The sky was a cold, rusty red. The sun had yet to rise fully into the sky, but already there were people arriving at the city centers. She stared around her, unused to the new surroundings, but Nye had lived here all her life and wasn't surprised by anything. Except her sudden new provider, that is.
"...Thanks." Nye tried to say. It came out weirdly. Strangled, almost. Nye was unused to being grateful. "What's your name?"
The other girl smiled and shrugged . "Does it matter?" She gnawed on her own piece of bread thoughtfully.
Nye noticed that even though she'd began eating, the stranger's piece was smaller. Clutching her bread, she heard and felt her stomach, and kept silent.
"Where are you going?" Nye asked after a short silence. A stranger wouldn't come here only to stop and break bread with a homeless girl. Someone like her must have places to go, people to meet.
She looked Nye over. Then she looked around them. It rained a few nights before and there were still puddles in the alley. The fire that Nye had used to keep herself warm was slowly beginning to die out, but she decided not to try and save it seeing as it was almost morning anyway. The stranger looked at Nye again and made a wry face.

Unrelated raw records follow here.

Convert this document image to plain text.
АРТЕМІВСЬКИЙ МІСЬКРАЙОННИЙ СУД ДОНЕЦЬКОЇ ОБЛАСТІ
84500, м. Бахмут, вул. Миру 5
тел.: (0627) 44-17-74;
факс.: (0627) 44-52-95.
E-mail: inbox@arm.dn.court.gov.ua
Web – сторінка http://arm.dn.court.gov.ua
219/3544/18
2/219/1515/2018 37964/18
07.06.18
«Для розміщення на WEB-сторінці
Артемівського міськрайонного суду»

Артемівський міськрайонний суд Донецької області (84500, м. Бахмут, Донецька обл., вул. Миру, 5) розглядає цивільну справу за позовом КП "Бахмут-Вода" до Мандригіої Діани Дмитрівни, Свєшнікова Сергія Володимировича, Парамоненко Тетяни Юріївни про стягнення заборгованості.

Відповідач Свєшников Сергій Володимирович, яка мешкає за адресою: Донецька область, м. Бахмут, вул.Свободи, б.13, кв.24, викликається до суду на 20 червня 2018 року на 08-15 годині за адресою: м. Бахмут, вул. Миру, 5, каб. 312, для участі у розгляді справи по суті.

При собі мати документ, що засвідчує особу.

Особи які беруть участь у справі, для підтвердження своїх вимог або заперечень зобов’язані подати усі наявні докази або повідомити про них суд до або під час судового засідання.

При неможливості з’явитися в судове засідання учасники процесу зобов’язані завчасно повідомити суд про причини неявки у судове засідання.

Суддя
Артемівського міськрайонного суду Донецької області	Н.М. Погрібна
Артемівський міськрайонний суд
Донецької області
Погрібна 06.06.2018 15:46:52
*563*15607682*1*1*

"Not sure yet. But I'm looking for a dog."
Nye stared incredulously but ate in silence. Sometimes if you let crazy people be, they left you alone.
The stranger jumped up suddenly. Her bread was finished and she was moving on. Nye nearly lost her balance and wobbled to stand from her squat as well.
"Well, I'm off! I'll come back here to find you once I have the dog. You'll be here right?"
Nye gazed around resignedly at the trashcans and shadows. Her domain.
"Yeah." She said quietly. "I'll be here." It isn't like I have anywhere else to go.
The stranger nodded enthusiastically. "Good!" She held out her hand again. This time, there were two crumpled bills in her palm. "There's a store over there where tea is cheap. And with the money leftover you can get something nicer than old dry bread." She grinned apologetically at Nye. Nye was silent, that bread had been the freshest bread she'd eaten in at least a month. "But you're to wait here for me, or else I won't know how to find you."
Nye took the money carefully, but less apprehensive than she had been.
"I'll be back later with lunch alright, Nye?"
Nye stared at the stranger. She wasn't as tall as Nye. Her eyes were big but her face was small and her hair was plain and slightly unkempt. Her coat was drawn tightly around her thin frame, and its pockets were unusually large. She smiled again, and her smile was too wide and made her look like a duck, but for some reason Nye felt that it seemed natural.
The question "Why?" remained unspoken, lodged in Nye's throat like a tennis ball in the gutter as she watched the stranger walk away with a strange bounce in her step. Besides, Nye had a feeling that even if she had asked, all she would've have received as an answer was a shrug and a friendly smile.